In theory, array access is O(1), as others have already explained, and I guess your question is more or less a theoretical one. Still I like to bring in another aspect.
In practice, array access will get slower if the array gets large. There are two reasons:
Caching: The array will not fit into cache or only into a higher level (slower) cache.
Address calculation: For large arrays, you need larger index data types (for example long instead of int). This will make address calculation slower, at least on most platforms.
If we say the subscript operator (indexing) has O(1) time complexity, we make this statement excluding the runtime of any other operations/statements/expressions/etc. So addElements does not affect the operation.
Surely it'd take longer to find element 55 than it would element 1?
"find"? Oh no! "Find" implies a relatively complex search operation. We know the base address of the array. To determine the value at arr[55], we simply add 551 to the base address and retrieve the value at that memory location. This is definitely O(1).
1 Since every element of an int array occupies at least two bytes (when using C), this is no exactly true. 55 needs to be multiplied by the size of int first.
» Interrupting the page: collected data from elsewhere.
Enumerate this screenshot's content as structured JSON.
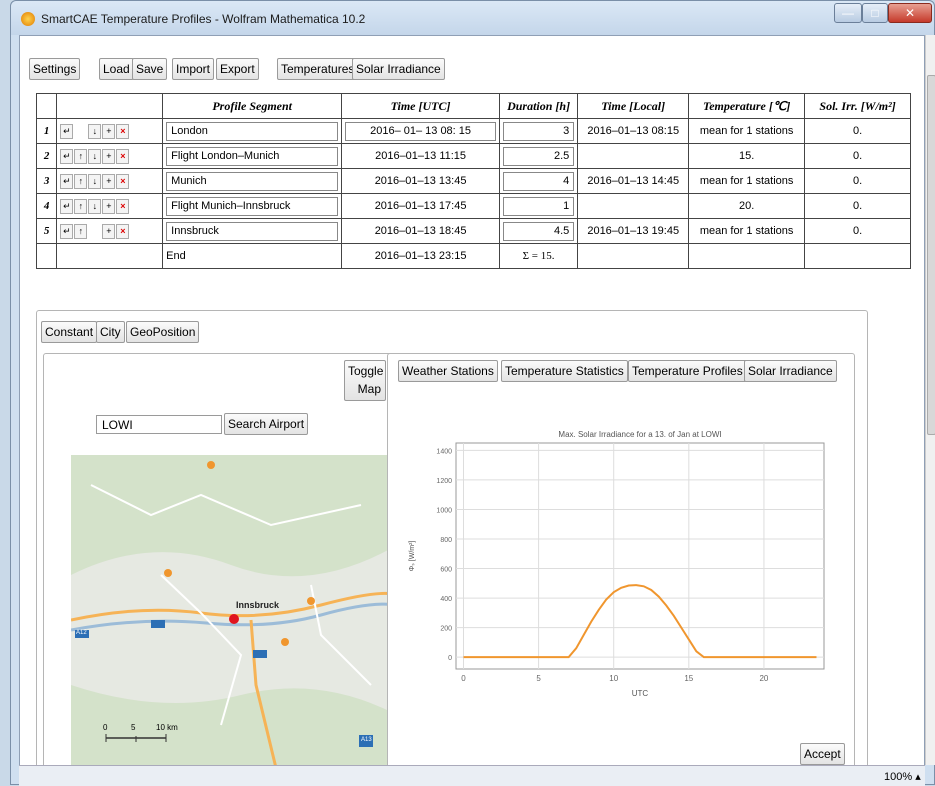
{
  "window": {
    "title": "SmartCAE Temperature Profiles - Wolfram Mathematica 10.2",
    "min": "—",
    "max": "□",
    "close": "✕"
  },
  "toolbar": {
    "settings": "Settings",
    "load": "Load",
    "save": "Save",
    "import": "Import",
    "export": "Export",
    "temperatures": "Temperatures",
    "solar": "Solar Irradiance"
  },
  "table": {
    "headers": [
      "Profile Segment",
      "Time [UTC]",
      "Duration [h]",
      "Time [Local]",
      "Temperature [℃]",
      "Sol. Irr. [W/m²]"
    ],
    "rows": [
      {
        "num": "1",
        "name": "London",
        "time_utc": "2016– 01– 13  08: 15",
        "duration": "3",
        "time_local": "2016–01–13 08:15",
        "temperature": "mean for 1 stations",
        "sol": "0."
      },
      {
        "num": "2",
        "name": "Flight London–Munich",
        "time_utc": "2016–01–13 11:15",
        "duration": "2.5",
        "time_local": "",
        "temperature": "15.",
        "sol": "0."
      },
      {
        "num": "3",
        "name": "Munich",
        "time_utc": "2016–01–13 13:45",
        "duration": "4",
        "time_local": "2016–01–13 14:45",
        "temperature": "mean for 1 stations",
        "sol": "0."
      },
      {
        "num": "4",
        "name": "Flight Munich–Innsbruck",
        "time_utc": "2016–01–13 17:45",
        "duration": "1",
        "time_local": "",
        "temperature": "20.",
        "sol": "0."
      },
      {
        "num": "5",
        "name": "Innsbruck",
        "time_utc": "2016–01–13 18:45",
        "duration": "4.5",
        "time_local": "2016–01–13 19:45",
        "temperature": "mean for 1 stations",
        "sol": "0."
      }
    ],
    "end_label": "End",
    "end_time": "2016–01–13 23:15",
    "sum": "Σ = 15."
  },
  "location_tabs": {
    "constant": "Constant",
    "city": "City",
    "geo": "GeoPosition"
  },
  "search": {
    "value": "LOWI",
    "button": "Search Airport",
    "toggle1": "Toggle",
    "toggle2": "Map"
  },
  "map": {
    "label": "Innsbruck",
    "scale_0": "0",
    "scale_5": "5",
    "scale_10": "10 km",
    "road_a12": "A12",
    "road_a13": "A13"
  },
  "chart_tabs": {
    "stations": "Weather Stations",
    "stats": "Temperature Statistics",
    "profiles": "Temperature Profiles",
    "solar": "Solar Irradiance"
  },
  "accept": "Accept",
  "zoom": "100% ▴",
  "chart_data": {
    "type": "line",
    "title": "Max. Solar Irradiance for a 13. of Jan at LOWI",
    "xlabel": "UTC",
    "ylabel": "Φₛ [W/m²]",
    "xlim": [
      -0.5,
      24
    ],
    "ylim": [
      -80,
      1450
    ],
    "xticks": [
      0,
      5,
      10,
      15,
      20
    ],
    "yticks": [
      0,
      200,
      400,
      600,
      800,
      1000,
      1200,
      1400
    ],
    "series": [
      {
        "color": "#f0962e",
        "x": [
          0,
          7,
          7.5,
          8,
          8.5,
          9,
          9.5,
          10,
          10.5,
          11,
          11.5,
          12,
          12.5,
          13,
          13.5,
          14,
          14.5,
          15,
          15.5,
          16,
          23.5
        ],
        "y": [
          0,
          0,
          60,
          150,
          240,
          320,
          390,
          440,
          470,
          485,
          488,
          480,
          455,
          410,
          350,
          280,
          200,
          120,
          40,
          0,
          0
        ]
      }
    ],
    "grid": true
  }
}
Arrays store the data contiguously, unlike Linked Lists or Trees or Graphs or other data structures using references to find the next/previous element.
It is intuitive to you that the access time of first element is O(1). However you feel that the access time to 55th element is O(55). That's where you got it wrong. You know the address to first element, so the access time to it is O(1).
But you also know the address to 55th element. It is simply address of 1st + size_of_each_element*54 .
Hence you access that element as well as any other element of an array in O(1) time. And that is the reason why you cannot have elements of multiple types in an array because that would completely mess up the math to find the address to nth element of an array.
So, access to any element in an array is O(1) and all elements have to be of same type.
According to Wikipedia, accessing any single element in an array takes constant time as only one operation has to be performed to locate it.
To me, what happens behind the scenes probably looks something like this:
a) The search is done linearly (e.g. I want to access element 5. I begin the search at index 0, if it's not equal to 5, I go to index 1 etc.)
This is O(n) -- where n is the length of the array
b) If the array is stored as a B-tree, this would give O(log n)
I see no other approach.
Can someone please explain why and how this is done in O(1)?
An array starts at a specific memory address start. Each element occupies the same amount of bytes element_size. The array elements are located one after another in the memory from the start address on. So you can calculate the memory address of the element i with start + i * element_size. This computation is independent of the array size and is therefor O(1).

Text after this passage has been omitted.